Esta página oferece uma visão geral das funções do GKE Dataplane V2 e como ele funciona.
Esta página pressupõe que você conhece a rede em clusters do GKE.
Visão geral do GKE Dataplane V2
O GKE Dataplane V2 é um plano de dados otimizado para a rede do Kubernetes. O GKE Dataplane V2 oferece o seguinte:
- Uma experiência do usuário consistente na rede.
- visibilidade em tempo real da atividade da rede;
- arquitetura mais simples que facilita o gerenciamento e a solução de problemas de clusters.
O GKE Dataplane V2 é ativado por padrão para todos os novos clusters do Autopilot.
Como o GKE Dataplane V2 funciona
O GKE Dataplane V2 é implementado usando o eBPF.
À medida que os pacotes chegam a um nó do GKE, os programas eBPF instalados no kernel decidem como rotear e processar os pacotes.
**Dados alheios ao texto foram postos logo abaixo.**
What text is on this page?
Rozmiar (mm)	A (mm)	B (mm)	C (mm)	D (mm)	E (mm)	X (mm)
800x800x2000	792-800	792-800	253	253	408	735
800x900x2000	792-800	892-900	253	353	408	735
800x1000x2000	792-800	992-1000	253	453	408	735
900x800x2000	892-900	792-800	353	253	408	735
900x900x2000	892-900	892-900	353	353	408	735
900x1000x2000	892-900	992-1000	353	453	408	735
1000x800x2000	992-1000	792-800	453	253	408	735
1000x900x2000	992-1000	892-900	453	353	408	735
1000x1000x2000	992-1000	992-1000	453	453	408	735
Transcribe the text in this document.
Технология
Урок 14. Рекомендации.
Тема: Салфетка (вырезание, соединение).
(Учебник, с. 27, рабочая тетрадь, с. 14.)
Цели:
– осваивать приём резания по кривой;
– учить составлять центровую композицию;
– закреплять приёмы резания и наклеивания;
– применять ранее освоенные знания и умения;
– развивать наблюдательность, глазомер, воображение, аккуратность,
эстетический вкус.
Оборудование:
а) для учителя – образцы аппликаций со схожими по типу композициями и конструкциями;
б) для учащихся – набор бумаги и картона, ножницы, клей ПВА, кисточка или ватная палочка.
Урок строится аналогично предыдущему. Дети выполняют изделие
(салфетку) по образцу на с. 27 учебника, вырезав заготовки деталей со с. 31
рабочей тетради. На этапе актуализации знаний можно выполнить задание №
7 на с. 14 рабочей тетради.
Ao contrário do processamento de pacotes
com iptables, os programas eBPF podem usar metadados específicos do Kubernetes no pacote. Isso permite que o GKE Dataplane V2 processe pacotes de rede no kernel com mais eficiência e relate ações anotadas de volta ao espaço do usuário para geração de registros.
O diagrama a seguir mostra o caminho de um pacote ao longo de um nó usando o GKE Dataplane V2:
O GKE implanta o controlador do GKE Dataplane V2 como um DaemonSet chamado anetd em cada nó no cluster. anetd interpreta objetos do Kubernetes
e programa topologias de rede no eBPF. Os pods anetd são executados no
namespace kube-system.
GKE Dataplane V2 e NetworkPolicy
O GKE Dataplane V2 é implementado usando o Cilium. O plano de dados legado do GKE é implementado usando o Calico.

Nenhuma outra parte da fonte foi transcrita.